Potential Future Research Areas:

  • Antimicrobial Resistance Monitoring: Continued surveillance of bacterial susceptibility to Cefotetan is critical. Research into the mechanisms of resistance and strategies to overcome it would be valuable.
  • Optimizing Use in Surgical Prophylaxis: Further studies could refine optimal dosing regimens or combinations for surgical prophylaxis, particularly in evolving surgical techniques or in patients with specific risk factors.
  • Niche Indications: Exploration of its efficacy in specific, less common infections where its anaerobic activity remains a distinct advantage could be a focus.
  • Combination Therapies: While less likely for a generic, theoretical research could explore synergistic effects with other agents, though this is more common for novel drug development.

What are the Key Takeaways for Cefotetan?

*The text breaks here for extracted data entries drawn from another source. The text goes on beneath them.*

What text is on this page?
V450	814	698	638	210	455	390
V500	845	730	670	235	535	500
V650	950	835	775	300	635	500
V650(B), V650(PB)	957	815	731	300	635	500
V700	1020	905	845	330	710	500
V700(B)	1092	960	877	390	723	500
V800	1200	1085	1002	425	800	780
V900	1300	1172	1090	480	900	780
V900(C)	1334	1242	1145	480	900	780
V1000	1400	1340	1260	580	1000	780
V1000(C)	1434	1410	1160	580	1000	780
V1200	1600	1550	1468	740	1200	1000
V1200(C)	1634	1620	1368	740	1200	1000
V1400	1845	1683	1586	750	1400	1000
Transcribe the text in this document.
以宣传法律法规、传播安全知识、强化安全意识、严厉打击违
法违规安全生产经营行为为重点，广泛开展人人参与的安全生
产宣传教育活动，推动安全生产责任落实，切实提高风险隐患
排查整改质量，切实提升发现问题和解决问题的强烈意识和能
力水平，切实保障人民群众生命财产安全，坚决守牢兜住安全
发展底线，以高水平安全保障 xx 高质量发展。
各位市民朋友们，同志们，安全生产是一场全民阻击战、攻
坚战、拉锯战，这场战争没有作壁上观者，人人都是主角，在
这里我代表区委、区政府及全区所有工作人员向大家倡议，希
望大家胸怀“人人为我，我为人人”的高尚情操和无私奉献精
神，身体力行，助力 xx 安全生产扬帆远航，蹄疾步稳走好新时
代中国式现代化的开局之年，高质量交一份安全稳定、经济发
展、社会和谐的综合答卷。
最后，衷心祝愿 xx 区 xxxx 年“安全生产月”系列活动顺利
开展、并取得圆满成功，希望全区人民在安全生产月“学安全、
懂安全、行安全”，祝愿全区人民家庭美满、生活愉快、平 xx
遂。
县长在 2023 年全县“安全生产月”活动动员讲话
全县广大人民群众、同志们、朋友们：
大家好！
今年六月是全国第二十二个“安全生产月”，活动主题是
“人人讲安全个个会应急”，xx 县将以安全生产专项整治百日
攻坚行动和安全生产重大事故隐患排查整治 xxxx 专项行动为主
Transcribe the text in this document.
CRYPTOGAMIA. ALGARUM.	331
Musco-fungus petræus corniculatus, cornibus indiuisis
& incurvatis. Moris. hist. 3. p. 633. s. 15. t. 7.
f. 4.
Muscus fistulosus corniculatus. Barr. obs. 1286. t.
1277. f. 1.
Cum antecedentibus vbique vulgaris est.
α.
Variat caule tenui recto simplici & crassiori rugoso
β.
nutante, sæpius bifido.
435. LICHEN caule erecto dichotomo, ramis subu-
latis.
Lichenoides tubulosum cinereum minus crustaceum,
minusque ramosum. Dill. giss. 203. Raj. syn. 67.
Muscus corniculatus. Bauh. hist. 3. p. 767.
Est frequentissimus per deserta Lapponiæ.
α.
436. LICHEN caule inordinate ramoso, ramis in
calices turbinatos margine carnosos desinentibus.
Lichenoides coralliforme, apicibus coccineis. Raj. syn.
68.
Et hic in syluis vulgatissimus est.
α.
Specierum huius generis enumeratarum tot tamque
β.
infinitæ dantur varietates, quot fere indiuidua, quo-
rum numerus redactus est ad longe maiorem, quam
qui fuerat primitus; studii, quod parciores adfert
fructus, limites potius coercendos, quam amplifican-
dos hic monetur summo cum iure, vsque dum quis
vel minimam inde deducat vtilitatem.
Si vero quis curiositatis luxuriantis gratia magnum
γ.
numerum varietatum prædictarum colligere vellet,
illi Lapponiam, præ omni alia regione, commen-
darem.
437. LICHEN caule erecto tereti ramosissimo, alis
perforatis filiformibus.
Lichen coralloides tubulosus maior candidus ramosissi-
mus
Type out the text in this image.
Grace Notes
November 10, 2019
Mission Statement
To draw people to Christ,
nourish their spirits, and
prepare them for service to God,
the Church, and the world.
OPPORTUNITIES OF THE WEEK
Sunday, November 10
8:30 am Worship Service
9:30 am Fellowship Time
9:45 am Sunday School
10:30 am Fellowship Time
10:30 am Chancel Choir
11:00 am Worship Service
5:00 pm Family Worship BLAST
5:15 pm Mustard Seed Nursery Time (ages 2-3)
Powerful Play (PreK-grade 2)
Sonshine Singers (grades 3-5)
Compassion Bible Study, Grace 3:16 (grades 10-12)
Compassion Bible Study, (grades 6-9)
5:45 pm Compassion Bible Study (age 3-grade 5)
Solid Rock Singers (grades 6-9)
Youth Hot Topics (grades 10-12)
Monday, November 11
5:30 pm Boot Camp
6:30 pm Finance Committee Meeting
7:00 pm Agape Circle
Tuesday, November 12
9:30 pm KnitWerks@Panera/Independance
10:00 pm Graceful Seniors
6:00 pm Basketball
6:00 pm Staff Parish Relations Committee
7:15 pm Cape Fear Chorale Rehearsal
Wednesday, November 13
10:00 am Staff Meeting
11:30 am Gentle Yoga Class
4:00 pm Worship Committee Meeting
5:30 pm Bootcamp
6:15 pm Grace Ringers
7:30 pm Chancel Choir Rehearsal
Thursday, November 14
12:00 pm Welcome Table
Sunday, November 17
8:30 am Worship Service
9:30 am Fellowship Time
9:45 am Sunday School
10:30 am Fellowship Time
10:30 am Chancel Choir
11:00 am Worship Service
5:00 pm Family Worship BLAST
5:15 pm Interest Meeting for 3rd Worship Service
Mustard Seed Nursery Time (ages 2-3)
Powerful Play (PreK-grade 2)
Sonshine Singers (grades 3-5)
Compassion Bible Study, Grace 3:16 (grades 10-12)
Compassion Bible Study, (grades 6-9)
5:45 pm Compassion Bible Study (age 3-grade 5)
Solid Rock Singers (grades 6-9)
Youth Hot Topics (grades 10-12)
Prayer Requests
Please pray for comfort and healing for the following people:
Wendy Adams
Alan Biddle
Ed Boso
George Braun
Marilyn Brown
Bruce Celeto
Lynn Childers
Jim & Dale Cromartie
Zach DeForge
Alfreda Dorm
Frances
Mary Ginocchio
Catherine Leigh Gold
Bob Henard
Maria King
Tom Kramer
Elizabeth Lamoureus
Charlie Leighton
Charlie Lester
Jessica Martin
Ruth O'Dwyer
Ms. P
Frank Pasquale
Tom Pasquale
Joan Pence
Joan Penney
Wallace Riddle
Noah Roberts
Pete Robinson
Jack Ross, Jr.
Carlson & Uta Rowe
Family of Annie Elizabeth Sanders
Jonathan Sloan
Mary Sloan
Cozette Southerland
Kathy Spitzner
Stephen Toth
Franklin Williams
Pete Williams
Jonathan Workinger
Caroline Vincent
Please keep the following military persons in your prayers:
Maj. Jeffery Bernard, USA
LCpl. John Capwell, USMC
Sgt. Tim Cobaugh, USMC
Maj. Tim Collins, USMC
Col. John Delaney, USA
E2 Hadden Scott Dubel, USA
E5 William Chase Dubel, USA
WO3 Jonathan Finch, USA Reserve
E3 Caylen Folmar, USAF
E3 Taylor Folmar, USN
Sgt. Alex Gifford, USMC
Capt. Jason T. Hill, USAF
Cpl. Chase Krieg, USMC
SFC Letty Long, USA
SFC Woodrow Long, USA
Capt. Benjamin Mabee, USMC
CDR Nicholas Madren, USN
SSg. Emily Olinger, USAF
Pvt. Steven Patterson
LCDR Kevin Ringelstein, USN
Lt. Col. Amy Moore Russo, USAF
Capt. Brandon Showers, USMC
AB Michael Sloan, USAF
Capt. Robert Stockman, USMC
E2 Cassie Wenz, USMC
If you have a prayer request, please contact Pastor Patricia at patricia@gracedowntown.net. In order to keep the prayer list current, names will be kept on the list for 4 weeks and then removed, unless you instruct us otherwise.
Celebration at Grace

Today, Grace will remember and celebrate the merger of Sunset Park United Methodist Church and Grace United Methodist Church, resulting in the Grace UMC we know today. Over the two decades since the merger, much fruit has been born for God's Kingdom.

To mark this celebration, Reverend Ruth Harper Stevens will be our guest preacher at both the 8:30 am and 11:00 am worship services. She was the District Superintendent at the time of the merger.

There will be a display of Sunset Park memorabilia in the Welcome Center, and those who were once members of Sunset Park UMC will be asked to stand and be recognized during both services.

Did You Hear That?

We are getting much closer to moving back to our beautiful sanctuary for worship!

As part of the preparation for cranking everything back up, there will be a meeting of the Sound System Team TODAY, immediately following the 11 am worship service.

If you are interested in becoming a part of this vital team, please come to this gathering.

Cefotetan is a well-established second-generation cephalosporin with critical utility in treating infections requiring anaerobic coverage, notably intra-abdominal and gynecologic infections, and for surgical prophylaxis. Its market is mature and dominated by generic competition, leading to competitive pricing and stable to declining sales in developed markets. While facing pressure from newer antibiotics with broader spectra or activity against resistant pathogens, Cefotetan's cost-effectiveness and specific niche indications ensure its continued relevance. Future research is likely to focus on comparative effectiveness, antimicrobial resistance monitoring, and optimizing its established uses rather than on novel development.

Frequently Asked Questions

1. What is the primary advantage of Cefotetan over other cephalosporins?

Cefotetan's primary advantage is its potent activity against anaerobic bacteria, particularly Bacteroides fragilis, which is common in intra-abdominal and gynecologic infections [2]. Many other cephalosporins have limited or no anaerobic coverage.

2. Does Cefotetan cover MRSA infections?

No, Cefotetan does not cover methicillin-resistant Staphylococcus aureus (MRSA) infections [4]. Infections caused by MRSA typically require different antibiotic classes, such as vancomycin or linezolid.

3. How does Cefotetan compare to carbapenems?

Carbapenems (e.g., meropenem, imipenem) generally have a broader spectrum of activity, including against many multidrug-resistant Gram-negative pathogens and are often reserved for severe or hospital-acquired infections [5]. Cefotetan is typically used for less severe infections where its specific spectrum, including anaerobic coverage, is sufficient and is a more cost-effective option.

4. What are the most common side effects associated with Cefotetan?

Common side effects include injection site reactions (pain, redness), diarrhea, nausea, vomiting, and rash [1]. Less common but serious side effects can include hypersensitivity reactions and changes in blood cell counts.

5. Is Cefotetan still widely used in hospitals for surgical prophylaxis?

Yes, Cefotetan remains a commonly used agent for surgical prophylaxis, particularly in colorectal, abdominal, and gynecologic surgeries, due to its efficacy against common pathogens and its favorable anaerobic coverage [3]. Its cost-effectiveness also contributes to its continued use in this setting.


Citations

[1] Cerner Multum. (2023, October 16). Cefotetan. Drugs.com. Retrieved from https://www.drugs.com/mtm/cefotetan.html

[2] Giamarellou, H., & Antoniadou, A. (2004). Cefotetan: clinical experience and spectrum of activity. Clinical Infectious Diseases, 38(Supplement_1), S29-S35.

[3] Royal College of Obstetricians and Gynaecologists. (2017). Antibiotic prophylaxis for women undergoing Caesarean section. Green-top Guideline No. 74.

[4] Patel, N., & Zaidi, A. K. M. (2010). Second-generation cephalosporins. In Pediatric Antimicrobial Therapy (pp. 143-146). American Academy of Pediatrics.

[5] World Health Organization. (2018). Critically important antimicrobials for human medicine: 5th list.

[6] Grand View Research. (2023). Antibiotics Market Size, Share & Trends Analysis Report By Product (Penicillin, Cephalosporin, Macrolide, Fluoroquinolone, Others), By Drug Class, By Indication, By Distribution Channel, By Region, And Segment Forecasts, 2023 - 2030.